1950’lerin ikinci yarısında hızla güç kazanan Sovyet sibernetik hareketi, matematiksel ekonomi için hem entelektüel bir çerçeve hem de kurumsal bir şemsiye sağladı. Sovyet sibernetikçiler, ilk olarak Norbert Wiener’in Sibernetik‘inde öngörülenden de daha sonra ABD’deki Sibernetik Grubu tarafından geliştirilenden de çok daha iddialı bir gündem takip ediyordu.[xiv] Sovyetler bağlamında, “sibernetik” terimi, sadece ilk geribildirim kontrolü ve bilişim kuramı kavram kümesini değil, aynı zamanda makinelerde, canlı organizmalarda ve toplumdaki bütün matematiksel modelleri ve bilgisayar simülasyonlarını kapsıyordu. Sovyet sibernetikçiler, sibernetiği bilgisayımla [computation] ilişkilendirip bilgisayarın ‘nesnel’ bir hakikat anlatıcısı olduğu yönündeki yaygın imajı kullanarak çeşitli disiplinlerde matematiksel yöntemlerin kullanımını hedef alan önceki ideolojik eleştirileri devreden çıkardı ve bilim uğraşının bütünü için “sibernetizasyon”u hedef olarak saptadı. Bu anlamda Sovyet sibernetiği oturmuş bir disiplin değil, matematiksel yöntemleri ve bilgisayar modellerini yaşam bilimlerine ve sosyal bilimlere dahil etme yönünde iddialı bir projeydi.

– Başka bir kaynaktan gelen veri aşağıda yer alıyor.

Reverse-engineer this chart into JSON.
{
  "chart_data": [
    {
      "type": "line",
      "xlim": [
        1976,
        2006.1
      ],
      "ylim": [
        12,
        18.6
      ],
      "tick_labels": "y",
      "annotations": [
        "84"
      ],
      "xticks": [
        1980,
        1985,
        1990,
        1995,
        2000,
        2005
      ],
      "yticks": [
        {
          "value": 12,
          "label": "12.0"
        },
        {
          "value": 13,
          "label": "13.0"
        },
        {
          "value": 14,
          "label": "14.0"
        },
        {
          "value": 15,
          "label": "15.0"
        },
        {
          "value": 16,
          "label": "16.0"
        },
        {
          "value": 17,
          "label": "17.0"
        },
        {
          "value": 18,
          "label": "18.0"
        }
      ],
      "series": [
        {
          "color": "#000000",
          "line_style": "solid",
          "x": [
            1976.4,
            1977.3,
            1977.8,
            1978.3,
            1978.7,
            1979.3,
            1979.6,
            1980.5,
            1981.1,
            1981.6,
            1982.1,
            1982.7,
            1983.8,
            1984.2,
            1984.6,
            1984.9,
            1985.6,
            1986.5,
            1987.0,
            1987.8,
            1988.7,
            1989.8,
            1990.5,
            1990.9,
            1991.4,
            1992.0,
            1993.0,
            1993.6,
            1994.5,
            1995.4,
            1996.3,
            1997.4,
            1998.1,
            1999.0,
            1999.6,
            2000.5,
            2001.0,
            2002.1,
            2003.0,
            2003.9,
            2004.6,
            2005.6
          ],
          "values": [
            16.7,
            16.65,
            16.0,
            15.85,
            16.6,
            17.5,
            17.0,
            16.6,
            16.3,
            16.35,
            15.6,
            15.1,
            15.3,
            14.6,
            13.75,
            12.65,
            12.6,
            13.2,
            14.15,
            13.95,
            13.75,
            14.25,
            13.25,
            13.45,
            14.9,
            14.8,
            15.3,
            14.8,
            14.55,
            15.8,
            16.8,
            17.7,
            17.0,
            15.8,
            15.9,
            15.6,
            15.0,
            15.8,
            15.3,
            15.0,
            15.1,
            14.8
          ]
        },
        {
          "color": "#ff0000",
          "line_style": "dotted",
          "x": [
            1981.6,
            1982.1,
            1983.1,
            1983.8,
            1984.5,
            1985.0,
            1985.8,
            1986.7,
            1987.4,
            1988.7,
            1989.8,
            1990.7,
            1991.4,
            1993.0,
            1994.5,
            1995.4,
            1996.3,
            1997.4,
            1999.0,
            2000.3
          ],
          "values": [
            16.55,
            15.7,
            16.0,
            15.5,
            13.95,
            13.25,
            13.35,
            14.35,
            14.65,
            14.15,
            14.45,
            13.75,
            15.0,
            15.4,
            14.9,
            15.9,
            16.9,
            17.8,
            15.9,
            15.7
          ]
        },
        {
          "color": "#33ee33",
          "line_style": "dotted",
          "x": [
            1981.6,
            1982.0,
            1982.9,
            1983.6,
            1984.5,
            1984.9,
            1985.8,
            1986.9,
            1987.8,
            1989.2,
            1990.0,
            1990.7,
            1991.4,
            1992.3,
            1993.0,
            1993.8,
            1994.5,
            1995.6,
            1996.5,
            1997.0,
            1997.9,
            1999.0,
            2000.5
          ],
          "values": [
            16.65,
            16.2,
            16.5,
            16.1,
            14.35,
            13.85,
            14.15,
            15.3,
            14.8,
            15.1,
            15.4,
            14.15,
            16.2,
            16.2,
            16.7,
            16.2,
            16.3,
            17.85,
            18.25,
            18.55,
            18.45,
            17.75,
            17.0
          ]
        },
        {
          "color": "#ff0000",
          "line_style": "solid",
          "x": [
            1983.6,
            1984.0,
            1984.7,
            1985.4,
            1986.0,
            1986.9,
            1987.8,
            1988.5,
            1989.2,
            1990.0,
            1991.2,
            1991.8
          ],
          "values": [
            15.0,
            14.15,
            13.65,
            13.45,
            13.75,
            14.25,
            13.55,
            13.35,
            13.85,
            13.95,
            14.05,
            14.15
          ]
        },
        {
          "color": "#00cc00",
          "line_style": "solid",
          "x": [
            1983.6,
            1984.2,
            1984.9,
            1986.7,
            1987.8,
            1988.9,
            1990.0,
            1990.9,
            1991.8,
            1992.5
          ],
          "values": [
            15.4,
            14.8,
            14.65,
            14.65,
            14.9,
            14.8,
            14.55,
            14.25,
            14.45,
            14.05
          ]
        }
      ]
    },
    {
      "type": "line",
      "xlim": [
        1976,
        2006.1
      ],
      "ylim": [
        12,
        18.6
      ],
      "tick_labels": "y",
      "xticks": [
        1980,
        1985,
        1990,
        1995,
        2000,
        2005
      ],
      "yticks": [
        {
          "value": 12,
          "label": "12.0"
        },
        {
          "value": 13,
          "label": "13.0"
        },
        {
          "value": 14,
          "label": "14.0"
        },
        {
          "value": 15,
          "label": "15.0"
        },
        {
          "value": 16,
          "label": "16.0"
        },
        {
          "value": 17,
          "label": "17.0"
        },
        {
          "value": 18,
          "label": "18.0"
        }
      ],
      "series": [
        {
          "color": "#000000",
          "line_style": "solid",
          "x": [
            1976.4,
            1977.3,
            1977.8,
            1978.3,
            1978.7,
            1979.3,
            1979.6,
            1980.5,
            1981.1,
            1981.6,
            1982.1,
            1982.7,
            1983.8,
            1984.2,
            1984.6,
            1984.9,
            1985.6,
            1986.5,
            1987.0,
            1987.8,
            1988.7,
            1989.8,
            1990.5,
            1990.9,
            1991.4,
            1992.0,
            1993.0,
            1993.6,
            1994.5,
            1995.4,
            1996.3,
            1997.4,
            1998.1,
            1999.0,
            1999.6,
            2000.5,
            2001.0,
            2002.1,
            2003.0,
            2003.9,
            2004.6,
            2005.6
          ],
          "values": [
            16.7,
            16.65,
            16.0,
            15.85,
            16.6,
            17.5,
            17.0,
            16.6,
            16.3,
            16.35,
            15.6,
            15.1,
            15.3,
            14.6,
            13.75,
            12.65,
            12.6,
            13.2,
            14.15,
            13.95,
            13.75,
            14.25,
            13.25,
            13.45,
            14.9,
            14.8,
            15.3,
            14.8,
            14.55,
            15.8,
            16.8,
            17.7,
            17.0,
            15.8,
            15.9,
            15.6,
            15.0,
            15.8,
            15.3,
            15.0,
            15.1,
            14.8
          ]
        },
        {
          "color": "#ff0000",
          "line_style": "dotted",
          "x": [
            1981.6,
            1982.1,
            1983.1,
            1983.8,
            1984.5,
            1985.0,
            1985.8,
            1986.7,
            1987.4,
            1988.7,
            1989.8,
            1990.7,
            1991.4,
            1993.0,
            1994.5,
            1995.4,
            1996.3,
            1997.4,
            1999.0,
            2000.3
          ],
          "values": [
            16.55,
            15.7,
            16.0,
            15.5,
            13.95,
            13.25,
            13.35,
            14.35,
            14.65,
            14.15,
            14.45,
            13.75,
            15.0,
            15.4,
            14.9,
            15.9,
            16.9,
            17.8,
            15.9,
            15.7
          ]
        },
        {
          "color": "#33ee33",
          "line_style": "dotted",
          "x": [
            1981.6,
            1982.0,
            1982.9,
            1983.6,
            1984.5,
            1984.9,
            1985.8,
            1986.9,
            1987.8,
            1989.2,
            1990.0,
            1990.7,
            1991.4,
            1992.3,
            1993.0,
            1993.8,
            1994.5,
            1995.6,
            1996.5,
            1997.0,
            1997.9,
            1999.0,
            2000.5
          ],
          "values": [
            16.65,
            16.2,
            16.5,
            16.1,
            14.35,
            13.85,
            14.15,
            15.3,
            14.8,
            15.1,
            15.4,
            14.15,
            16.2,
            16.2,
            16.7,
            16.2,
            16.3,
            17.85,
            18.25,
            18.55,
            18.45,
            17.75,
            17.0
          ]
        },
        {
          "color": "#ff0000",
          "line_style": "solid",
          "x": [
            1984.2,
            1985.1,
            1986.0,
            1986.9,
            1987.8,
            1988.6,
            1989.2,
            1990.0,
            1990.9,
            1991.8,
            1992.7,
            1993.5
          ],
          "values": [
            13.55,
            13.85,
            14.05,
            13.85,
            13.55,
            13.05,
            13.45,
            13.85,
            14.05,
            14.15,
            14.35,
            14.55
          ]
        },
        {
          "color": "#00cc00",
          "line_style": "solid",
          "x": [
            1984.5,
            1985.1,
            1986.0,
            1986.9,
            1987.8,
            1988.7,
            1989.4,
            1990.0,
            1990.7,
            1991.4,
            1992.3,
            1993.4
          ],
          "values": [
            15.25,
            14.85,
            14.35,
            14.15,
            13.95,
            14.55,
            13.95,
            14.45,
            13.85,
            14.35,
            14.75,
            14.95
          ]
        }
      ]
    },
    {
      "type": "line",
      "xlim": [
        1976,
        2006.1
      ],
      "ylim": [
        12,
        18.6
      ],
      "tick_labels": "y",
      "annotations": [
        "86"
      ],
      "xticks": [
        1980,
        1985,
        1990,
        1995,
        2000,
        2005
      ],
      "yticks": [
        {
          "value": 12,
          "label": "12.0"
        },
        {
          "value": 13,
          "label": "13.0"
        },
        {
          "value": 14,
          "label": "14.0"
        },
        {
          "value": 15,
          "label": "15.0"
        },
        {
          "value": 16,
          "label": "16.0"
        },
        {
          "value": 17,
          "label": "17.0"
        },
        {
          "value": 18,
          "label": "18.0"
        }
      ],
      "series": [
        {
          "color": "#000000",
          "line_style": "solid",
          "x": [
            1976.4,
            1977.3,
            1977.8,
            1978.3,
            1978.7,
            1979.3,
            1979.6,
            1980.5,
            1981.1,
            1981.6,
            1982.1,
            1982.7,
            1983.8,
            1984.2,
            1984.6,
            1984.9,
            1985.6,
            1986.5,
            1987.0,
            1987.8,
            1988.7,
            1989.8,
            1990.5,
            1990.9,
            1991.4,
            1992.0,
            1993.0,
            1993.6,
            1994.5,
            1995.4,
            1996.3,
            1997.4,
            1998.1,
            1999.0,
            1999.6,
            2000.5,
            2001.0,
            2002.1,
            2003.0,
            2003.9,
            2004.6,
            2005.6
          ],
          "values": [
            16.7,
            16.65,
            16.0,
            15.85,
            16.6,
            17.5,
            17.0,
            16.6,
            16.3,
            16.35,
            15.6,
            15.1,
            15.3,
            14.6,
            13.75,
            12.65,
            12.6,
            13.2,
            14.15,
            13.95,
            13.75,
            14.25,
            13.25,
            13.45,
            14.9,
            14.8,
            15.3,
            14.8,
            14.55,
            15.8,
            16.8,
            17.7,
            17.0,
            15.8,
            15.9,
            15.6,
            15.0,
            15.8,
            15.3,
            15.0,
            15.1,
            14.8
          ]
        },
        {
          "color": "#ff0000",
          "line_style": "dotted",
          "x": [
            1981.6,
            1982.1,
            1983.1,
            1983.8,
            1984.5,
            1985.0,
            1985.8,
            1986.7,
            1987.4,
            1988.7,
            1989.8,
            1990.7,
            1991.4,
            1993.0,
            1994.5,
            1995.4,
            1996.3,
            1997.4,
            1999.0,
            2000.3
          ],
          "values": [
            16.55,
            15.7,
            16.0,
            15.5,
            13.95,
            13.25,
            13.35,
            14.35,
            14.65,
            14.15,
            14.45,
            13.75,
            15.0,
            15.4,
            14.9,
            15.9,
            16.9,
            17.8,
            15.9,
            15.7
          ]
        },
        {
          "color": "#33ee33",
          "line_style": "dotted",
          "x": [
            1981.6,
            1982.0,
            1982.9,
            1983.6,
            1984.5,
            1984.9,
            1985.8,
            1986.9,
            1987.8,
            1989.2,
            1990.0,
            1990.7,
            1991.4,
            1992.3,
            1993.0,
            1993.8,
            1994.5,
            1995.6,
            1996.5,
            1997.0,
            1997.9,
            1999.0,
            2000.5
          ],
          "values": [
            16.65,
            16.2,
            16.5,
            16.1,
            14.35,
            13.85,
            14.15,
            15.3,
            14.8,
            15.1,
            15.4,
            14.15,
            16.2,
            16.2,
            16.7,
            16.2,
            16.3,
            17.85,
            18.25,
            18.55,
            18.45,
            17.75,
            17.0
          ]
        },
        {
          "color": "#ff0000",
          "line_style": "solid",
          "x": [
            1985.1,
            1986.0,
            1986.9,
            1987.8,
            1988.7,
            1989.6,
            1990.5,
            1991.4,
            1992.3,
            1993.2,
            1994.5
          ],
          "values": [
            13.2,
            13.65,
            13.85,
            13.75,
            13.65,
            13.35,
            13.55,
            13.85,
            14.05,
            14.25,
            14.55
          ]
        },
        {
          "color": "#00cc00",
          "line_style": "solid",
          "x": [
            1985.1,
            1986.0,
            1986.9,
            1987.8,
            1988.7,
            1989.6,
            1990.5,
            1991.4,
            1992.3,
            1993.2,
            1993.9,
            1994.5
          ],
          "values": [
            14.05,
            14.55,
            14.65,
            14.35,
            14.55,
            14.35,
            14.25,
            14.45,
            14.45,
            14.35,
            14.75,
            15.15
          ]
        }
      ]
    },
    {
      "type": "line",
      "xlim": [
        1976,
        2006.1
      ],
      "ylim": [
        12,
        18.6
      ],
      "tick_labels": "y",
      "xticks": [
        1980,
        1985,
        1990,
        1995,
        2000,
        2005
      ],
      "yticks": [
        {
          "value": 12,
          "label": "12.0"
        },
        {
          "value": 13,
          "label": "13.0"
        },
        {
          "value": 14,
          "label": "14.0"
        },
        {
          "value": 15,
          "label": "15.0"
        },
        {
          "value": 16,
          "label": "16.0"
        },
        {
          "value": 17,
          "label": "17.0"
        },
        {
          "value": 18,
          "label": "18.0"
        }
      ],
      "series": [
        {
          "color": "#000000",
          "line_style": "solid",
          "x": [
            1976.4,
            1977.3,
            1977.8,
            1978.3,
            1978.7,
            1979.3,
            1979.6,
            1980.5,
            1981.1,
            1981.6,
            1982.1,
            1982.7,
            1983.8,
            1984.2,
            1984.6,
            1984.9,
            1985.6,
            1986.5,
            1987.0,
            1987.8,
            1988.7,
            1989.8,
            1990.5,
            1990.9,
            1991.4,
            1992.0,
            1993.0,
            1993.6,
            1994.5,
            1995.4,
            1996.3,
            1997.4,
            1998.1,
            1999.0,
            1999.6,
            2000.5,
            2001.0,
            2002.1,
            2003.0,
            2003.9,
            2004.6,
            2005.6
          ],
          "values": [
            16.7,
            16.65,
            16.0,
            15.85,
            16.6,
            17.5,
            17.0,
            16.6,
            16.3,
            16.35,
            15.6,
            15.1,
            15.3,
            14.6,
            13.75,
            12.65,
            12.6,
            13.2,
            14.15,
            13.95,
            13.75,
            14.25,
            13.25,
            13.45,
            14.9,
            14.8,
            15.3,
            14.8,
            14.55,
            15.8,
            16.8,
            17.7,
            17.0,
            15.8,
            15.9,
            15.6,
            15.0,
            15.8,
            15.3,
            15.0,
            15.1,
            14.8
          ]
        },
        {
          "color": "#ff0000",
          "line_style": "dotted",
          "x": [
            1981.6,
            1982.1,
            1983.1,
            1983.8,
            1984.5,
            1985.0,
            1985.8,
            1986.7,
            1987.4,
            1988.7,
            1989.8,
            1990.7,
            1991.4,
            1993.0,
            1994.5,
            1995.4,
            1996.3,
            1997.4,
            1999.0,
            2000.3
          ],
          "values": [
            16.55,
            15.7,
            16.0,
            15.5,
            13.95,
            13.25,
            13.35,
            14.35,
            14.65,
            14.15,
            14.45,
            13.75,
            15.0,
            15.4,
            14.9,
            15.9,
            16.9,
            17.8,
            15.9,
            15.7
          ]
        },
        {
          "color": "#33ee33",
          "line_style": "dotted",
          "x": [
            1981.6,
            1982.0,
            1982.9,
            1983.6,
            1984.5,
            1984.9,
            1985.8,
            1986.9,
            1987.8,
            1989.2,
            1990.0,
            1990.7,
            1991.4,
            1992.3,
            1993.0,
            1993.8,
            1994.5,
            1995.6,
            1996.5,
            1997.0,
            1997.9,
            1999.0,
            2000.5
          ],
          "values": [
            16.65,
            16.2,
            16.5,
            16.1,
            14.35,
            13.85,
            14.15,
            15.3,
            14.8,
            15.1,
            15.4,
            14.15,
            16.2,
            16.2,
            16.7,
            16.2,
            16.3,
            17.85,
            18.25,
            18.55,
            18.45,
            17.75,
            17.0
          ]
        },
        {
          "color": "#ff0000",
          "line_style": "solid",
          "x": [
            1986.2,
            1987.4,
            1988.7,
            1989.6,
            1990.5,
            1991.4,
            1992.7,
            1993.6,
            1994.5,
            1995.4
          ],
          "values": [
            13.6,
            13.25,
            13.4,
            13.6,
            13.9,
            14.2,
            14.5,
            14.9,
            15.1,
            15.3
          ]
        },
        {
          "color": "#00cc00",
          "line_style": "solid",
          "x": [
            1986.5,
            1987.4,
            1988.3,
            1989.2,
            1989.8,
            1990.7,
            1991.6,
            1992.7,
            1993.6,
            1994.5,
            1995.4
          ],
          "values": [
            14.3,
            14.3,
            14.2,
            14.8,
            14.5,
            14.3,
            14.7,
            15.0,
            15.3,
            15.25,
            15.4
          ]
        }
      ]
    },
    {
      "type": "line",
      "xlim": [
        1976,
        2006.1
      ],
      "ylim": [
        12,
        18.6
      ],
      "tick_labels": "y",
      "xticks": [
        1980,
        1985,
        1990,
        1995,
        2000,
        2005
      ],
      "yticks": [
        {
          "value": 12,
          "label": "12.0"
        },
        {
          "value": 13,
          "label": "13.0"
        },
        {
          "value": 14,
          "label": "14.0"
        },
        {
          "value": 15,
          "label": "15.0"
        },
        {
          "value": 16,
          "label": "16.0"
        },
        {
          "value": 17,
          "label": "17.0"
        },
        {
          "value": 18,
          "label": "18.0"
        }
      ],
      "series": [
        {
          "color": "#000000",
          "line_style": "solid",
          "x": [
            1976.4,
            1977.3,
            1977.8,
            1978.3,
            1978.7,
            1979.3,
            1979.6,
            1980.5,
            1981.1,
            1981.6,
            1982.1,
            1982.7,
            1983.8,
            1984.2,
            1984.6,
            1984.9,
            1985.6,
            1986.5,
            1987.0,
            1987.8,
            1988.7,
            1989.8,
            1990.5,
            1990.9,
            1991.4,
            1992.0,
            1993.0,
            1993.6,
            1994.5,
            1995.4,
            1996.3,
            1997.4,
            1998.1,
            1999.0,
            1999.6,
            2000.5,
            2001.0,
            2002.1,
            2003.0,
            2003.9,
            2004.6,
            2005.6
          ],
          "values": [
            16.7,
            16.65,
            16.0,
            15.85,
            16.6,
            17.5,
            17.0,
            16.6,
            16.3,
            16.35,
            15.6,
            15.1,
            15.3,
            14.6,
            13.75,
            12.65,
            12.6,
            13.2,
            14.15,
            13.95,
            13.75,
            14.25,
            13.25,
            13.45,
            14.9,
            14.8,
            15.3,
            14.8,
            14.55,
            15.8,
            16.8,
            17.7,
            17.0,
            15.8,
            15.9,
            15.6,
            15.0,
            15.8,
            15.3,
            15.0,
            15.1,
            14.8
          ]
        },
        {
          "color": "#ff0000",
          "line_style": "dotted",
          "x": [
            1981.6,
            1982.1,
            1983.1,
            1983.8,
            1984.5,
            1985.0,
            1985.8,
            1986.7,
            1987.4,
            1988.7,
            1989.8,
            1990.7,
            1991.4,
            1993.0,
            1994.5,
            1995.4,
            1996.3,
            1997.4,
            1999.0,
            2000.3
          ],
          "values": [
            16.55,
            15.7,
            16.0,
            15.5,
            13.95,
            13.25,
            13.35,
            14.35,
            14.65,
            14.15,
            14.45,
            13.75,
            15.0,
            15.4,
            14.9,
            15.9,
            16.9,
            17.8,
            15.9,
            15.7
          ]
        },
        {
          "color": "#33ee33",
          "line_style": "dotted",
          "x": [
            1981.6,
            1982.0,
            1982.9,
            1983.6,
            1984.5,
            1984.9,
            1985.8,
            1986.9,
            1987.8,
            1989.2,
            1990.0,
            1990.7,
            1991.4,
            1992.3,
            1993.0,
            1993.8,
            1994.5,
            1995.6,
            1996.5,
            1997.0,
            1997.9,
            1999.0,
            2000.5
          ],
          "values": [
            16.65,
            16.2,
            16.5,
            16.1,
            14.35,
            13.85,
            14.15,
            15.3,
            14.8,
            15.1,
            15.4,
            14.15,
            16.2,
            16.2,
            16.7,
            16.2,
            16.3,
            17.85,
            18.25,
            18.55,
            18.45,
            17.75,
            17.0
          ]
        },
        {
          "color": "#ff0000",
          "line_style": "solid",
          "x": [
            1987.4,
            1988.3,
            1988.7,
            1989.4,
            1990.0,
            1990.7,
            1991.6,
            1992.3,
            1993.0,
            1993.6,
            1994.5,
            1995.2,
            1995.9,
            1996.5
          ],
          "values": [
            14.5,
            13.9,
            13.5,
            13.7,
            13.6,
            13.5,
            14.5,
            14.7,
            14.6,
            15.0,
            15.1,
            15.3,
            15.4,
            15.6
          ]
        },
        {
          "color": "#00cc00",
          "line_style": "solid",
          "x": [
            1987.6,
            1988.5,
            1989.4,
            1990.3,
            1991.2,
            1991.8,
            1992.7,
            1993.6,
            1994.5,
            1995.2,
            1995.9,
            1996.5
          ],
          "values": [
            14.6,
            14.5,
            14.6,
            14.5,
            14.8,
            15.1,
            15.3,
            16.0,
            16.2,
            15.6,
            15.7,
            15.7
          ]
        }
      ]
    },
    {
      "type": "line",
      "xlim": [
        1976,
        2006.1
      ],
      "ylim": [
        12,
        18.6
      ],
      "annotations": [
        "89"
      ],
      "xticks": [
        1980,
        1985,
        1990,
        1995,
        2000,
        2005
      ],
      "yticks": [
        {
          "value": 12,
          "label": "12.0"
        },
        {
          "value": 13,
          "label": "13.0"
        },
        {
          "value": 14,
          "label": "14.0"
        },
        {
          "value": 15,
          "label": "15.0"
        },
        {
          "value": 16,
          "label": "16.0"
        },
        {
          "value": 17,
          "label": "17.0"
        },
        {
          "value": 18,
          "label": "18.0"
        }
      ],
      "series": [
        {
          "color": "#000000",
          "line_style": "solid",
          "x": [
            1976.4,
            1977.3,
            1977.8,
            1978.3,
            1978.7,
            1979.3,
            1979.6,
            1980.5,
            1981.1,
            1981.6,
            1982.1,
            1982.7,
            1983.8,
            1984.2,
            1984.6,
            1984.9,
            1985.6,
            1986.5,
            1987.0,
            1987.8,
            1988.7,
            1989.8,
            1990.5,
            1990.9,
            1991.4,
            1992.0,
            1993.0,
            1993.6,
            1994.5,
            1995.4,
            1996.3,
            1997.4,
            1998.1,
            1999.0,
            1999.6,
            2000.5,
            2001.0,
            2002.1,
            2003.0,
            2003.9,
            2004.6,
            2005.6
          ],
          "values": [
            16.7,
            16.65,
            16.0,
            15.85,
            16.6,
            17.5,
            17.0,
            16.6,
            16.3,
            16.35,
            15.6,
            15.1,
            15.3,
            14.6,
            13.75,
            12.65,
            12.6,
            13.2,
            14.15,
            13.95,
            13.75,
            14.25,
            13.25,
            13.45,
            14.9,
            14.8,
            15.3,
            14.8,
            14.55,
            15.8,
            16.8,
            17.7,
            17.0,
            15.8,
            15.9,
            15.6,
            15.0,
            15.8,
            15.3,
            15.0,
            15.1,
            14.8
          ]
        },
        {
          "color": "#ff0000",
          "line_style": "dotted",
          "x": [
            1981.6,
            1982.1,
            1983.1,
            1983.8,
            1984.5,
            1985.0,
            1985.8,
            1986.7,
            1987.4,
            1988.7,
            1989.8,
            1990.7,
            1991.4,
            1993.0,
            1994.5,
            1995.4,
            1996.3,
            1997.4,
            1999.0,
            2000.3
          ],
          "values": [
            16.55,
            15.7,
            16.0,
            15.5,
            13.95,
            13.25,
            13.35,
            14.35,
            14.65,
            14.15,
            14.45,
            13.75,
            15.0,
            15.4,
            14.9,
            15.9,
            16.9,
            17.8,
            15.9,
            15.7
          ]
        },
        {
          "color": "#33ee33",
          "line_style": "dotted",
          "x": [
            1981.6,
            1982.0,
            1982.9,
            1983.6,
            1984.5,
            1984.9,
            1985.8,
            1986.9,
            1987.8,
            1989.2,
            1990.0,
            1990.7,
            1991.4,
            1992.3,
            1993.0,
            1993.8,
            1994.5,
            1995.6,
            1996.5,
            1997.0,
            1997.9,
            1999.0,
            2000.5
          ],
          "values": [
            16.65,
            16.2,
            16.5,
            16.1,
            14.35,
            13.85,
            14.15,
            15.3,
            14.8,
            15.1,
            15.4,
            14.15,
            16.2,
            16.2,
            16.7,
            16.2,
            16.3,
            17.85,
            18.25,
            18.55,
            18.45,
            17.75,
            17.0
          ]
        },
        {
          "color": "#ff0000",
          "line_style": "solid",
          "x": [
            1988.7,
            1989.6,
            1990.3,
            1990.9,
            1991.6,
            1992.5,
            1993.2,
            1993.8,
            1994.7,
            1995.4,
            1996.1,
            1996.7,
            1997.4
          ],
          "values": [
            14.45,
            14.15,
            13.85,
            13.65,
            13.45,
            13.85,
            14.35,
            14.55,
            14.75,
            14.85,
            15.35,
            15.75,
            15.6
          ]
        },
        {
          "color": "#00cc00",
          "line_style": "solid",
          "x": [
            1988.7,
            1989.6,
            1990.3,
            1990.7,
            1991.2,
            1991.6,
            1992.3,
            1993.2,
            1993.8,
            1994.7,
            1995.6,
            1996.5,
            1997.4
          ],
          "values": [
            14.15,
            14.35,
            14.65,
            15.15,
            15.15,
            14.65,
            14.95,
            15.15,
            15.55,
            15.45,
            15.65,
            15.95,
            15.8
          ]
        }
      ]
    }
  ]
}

Daha önce kıyıda köşede kalmış çok sayıda araştırma eğilimi, Sibernetik Akademi Konseyi’nin himayesinde -“ekonomik sibernetik” olarak yeniden şekillendirilen matematiksel iktisat da buna dahildi- kendine gelişecek bir köşe buldu.[xv] Sovyet ekonomisini sibernetik terimleriyle kavramsallaştıran ekonomik sibernetikçiler, ekonomik planlamayı “devasa bir geri besleme (veya düzenleme) sistemi” olarak gördüler: “Sinyal”lerden biri gecikirse, sistem osilasyon sergilemeye başlayabilir.”[xvi] Ekonomik sibernetikçiler, bilgi akışlarını yöneterek Sovyet ekonomisini tamamen kontrol edilebilir ve optimum biçimde işleyen bir sisteme dönüştürmek istiyorlardı.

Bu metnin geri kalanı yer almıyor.